Geppetto mette in discussione la società ma la guarda con occhi indifesi. È un ultimo, ma che non smette mai di rivendicare i suoi diritti nella metafora della ricerca del suo figlio burattino... "Per me quella ricerca è il tentativo di far sopravvivere l'incantesimo in un mondo disincantato, la capacità di continuare a sognare un futuro migliore e più giusto, anche nei nostri tempi duri e chiusi. Geppetto è un falegname ammalato di miseria, di solitudine e di vecchiaia, eppure ha il sogno perturbatore di diventare un burattinaio. È padre, ma in qualche modo è anche madre perché concepisce una marionetta e gli dà forma. La sua è la rivendicazione del diritto di amare, a prescindere da tutto, ed è una storia sullo storto e sulla violenza del mondo. E davvero sarebbe bello se suscitasse, in chi la leggerà, un moto di rabbia e di giustizia e che Geppetto, con la sua solitudine e la sua vulnerabilità, potesse dare voce a tutte le solitudini e a tutti i vulnerabili del nostro tempo".
È un personaggio ibrido? "Per me è l'inerme assoluto. Ha perso tutto, anche il linguaggio e la memoria. Ma la sua fragilità è una protesta radicale: forse più che occhi maturi o bambini, ci servirebbe il suo coraggio di guardare le cose con occhi indifesi".
E Pinocchio? "Neppure Pinocchio ha voce, perché è soltanto un pezzo di legno. Ma c'è una scena per me importante. Quando gli rifà i piedi, Geppetto si accorge di essersi dimenticato pure delle sue orecchie. E allora provvede con pochi tocchi di scalpello, ma scegliendo con cura le parole da dire perché sarebbero state le prime che Pinocchio avrebbe ascoltato nella vita. Se proprio dovessi dire chi è Pinocchio, in questa storia, direi che Pinocchio è il lettore, e che siamo tutti figli di Geppetto".
Tornare a prendersi cura delle parole, insomma, è questo il messaggio del romanzo. Questo Pinocchio cura i senza memoria e senza cuore? "Sì. Se questo romanzo dovesse essere un rimedio letterario, lo legherei alla perdita generale di fiducia nelle parole e a tutti i disturbi del linguaggio e della memoria. Ma anche alle malattie cardiache. Un libro è un organo trapiantato, è come il cuore di un altro. Abbiamo più cuori se leggiamo, tanti quanti sono i libri che abbiamo letto. E in questo ho cercato di metterci tutto il cuore che avevo".

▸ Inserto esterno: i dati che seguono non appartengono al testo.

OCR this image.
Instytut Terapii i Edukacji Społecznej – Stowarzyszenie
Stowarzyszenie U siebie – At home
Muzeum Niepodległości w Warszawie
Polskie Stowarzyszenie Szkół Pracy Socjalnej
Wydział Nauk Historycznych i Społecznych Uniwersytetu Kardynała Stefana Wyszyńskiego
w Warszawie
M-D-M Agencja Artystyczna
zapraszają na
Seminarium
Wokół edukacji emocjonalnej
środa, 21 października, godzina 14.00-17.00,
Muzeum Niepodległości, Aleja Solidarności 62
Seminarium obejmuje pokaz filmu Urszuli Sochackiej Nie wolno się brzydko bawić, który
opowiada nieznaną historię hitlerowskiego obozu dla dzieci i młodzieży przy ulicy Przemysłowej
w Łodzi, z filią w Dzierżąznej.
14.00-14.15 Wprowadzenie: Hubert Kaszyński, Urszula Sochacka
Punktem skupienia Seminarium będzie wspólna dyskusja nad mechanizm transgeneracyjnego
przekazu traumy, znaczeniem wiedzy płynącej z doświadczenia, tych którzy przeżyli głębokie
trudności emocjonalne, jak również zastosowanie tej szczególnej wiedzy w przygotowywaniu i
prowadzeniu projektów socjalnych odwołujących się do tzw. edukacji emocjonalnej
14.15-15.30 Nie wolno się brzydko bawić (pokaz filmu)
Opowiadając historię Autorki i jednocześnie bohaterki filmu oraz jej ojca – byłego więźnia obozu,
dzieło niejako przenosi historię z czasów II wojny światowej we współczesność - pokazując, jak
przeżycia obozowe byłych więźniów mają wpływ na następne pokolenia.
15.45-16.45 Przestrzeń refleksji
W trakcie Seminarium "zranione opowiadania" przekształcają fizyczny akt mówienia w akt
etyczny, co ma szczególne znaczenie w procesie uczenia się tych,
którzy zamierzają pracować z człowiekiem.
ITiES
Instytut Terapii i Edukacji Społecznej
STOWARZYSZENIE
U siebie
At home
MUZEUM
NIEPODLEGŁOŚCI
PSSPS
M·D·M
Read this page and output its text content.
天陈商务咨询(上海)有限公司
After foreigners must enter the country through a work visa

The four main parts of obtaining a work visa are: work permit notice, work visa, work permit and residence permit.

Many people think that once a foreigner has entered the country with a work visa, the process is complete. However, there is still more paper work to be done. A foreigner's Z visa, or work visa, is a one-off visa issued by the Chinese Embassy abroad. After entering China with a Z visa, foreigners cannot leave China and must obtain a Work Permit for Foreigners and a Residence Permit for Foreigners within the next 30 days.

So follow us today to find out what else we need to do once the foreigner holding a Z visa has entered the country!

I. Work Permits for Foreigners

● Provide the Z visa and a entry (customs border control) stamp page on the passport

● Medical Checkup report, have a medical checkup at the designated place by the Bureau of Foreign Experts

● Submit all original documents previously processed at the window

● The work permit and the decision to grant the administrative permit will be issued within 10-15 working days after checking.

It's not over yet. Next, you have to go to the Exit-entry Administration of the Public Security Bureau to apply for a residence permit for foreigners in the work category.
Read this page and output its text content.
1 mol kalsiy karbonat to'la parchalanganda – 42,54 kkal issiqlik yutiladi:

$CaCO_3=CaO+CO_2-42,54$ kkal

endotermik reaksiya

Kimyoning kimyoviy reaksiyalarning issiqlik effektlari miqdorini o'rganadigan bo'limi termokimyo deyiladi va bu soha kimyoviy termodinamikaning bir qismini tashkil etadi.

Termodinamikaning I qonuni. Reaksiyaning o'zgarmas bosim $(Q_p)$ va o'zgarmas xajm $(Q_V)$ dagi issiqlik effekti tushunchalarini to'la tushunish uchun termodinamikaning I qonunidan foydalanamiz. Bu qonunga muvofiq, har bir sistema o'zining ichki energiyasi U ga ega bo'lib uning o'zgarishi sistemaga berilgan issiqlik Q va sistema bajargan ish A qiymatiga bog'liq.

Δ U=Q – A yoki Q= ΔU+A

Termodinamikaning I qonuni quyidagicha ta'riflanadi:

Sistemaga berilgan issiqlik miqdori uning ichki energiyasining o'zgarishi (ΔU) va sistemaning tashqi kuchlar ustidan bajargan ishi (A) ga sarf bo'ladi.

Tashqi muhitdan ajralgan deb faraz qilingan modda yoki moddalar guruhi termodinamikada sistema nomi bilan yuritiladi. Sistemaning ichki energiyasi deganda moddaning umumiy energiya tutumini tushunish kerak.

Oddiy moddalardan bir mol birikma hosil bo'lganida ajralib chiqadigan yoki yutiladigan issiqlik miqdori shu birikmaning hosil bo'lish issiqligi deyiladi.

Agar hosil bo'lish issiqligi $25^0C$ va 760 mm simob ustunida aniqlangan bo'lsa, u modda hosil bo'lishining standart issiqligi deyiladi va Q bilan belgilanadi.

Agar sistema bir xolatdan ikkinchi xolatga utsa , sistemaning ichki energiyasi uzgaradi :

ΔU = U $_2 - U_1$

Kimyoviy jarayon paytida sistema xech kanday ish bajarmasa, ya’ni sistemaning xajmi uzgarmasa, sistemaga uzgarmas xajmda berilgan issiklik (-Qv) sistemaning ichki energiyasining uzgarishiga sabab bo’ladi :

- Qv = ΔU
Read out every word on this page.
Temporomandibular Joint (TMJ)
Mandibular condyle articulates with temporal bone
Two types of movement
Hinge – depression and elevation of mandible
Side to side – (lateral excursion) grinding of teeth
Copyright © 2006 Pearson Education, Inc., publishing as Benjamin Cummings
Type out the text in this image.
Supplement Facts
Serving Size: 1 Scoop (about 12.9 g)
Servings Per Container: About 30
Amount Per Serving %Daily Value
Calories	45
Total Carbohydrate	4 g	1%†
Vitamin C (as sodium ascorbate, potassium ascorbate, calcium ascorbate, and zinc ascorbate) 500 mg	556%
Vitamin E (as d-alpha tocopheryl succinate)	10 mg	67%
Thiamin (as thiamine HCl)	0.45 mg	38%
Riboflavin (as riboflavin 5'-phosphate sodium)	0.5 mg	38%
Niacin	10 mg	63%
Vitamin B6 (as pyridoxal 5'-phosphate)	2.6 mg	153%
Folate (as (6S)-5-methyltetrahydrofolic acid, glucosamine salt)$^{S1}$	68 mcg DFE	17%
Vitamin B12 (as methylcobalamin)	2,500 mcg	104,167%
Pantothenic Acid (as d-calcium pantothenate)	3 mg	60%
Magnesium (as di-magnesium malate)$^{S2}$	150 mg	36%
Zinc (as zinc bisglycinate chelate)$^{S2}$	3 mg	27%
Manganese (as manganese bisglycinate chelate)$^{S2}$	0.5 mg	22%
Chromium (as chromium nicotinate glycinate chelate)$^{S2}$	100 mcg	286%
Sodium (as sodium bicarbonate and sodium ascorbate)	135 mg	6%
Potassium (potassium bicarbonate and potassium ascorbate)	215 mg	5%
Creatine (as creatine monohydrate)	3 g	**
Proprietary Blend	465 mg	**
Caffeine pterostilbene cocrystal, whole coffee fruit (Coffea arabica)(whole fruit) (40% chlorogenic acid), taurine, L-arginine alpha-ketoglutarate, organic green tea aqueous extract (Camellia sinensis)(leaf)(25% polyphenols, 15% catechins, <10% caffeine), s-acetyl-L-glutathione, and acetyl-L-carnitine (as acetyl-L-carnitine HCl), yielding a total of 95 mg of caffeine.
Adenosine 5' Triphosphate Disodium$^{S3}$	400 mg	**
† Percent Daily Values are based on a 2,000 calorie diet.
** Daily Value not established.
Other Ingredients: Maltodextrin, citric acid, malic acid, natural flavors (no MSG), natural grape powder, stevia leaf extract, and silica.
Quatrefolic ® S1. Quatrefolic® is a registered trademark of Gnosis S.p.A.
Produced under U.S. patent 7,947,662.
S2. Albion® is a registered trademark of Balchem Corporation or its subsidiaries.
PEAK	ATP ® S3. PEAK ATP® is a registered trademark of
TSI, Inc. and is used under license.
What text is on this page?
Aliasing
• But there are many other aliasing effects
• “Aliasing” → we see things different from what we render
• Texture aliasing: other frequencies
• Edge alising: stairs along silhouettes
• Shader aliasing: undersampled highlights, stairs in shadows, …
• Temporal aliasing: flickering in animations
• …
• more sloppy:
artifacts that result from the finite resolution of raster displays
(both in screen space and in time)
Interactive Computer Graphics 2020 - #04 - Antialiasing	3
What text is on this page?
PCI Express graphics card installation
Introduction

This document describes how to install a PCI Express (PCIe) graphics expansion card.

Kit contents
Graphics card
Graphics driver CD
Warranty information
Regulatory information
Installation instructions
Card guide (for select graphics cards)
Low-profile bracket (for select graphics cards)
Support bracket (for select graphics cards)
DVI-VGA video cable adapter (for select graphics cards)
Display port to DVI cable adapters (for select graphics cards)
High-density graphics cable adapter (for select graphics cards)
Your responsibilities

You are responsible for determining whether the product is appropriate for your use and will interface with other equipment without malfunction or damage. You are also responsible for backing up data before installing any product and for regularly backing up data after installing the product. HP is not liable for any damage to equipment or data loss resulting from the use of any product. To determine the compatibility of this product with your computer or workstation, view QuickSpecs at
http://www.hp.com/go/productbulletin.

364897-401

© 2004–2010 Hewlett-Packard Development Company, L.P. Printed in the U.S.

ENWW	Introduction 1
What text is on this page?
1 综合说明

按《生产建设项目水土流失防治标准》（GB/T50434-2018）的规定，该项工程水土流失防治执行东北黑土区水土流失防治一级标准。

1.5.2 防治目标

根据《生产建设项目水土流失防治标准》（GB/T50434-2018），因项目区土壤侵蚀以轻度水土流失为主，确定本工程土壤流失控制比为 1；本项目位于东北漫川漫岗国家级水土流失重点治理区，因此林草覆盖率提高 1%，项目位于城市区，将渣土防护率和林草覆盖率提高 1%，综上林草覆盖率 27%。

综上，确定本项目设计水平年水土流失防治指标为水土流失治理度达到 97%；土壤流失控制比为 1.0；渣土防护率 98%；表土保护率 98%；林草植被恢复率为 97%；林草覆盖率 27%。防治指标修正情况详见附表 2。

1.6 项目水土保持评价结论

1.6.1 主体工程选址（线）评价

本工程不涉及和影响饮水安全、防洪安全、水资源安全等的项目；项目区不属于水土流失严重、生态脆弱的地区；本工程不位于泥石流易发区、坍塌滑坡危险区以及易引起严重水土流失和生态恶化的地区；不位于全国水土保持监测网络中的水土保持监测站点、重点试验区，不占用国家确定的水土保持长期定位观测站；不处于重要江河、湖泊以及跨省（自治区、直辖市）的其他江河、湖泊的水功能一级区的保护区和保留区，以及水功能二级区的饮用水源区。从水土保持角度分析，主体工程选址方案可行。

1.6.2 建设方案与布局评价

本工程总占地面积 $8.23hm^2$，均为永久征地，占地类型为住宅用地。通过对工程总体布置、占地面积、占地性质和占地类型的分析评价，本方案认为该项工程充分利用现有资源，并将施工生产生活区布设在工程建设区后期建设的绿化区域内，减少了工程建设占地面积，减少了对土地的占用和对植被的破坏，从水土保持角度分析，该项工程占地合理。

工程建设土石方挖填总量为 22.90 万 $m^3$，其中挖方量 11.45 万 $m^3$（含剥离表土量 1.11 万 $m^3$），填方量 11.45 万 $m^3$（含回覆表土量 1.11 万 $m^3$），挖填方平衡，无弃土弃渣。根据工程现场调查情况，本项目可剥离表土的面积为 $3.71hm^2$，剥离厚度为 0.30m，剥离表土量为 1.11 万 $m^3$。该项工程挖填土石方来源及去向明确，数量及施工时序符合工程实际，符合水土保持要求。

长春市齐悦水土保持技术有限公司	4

"Un libro aperto è un cervello che parla, un libro chiuso è un amico che aspetta, un libro dimenticato è un amico che ci perdona, un libro distrutto è un cuore che piange". (Proverbio Indiano). "Per viaggiare lontano,non c'è miglior nave di un libro". (Emily Dickinson). Leggere è un viaggio che può portarci verso mondi sconosciuti, persino dentro noi stessi. Bisogna avere il coraggio di intraprendere questo viaggio... Più lontano ci porterà, più profonda diventerà la nostra personalità, e così riusciremo ad allontanarci da ciò che ci fa male. Quando ci addentriamo in un libro, il suo autore ci sta donando la possibilità di impossessarci di qualcosa che, un tempo, era solo suo. Ci sta offrendo il suo universo interiore,il suo "cuore"... A volte in un libro ci sono frasi che ci aspettano per diventare nostre:vogliono essere scoperte, perché solo così scopriremo anche noi stessi. Grazie, carissimo Aldo, per questo stupendo post, in cui l'interpretazione della personalità di Geppetto mi affascina molto perché è meraviglioso il suo impegno profuso nel "tentativo di far sopravvivere l'incantesimo in un mondo disincantato"... Grazie ancora e buona continuazione.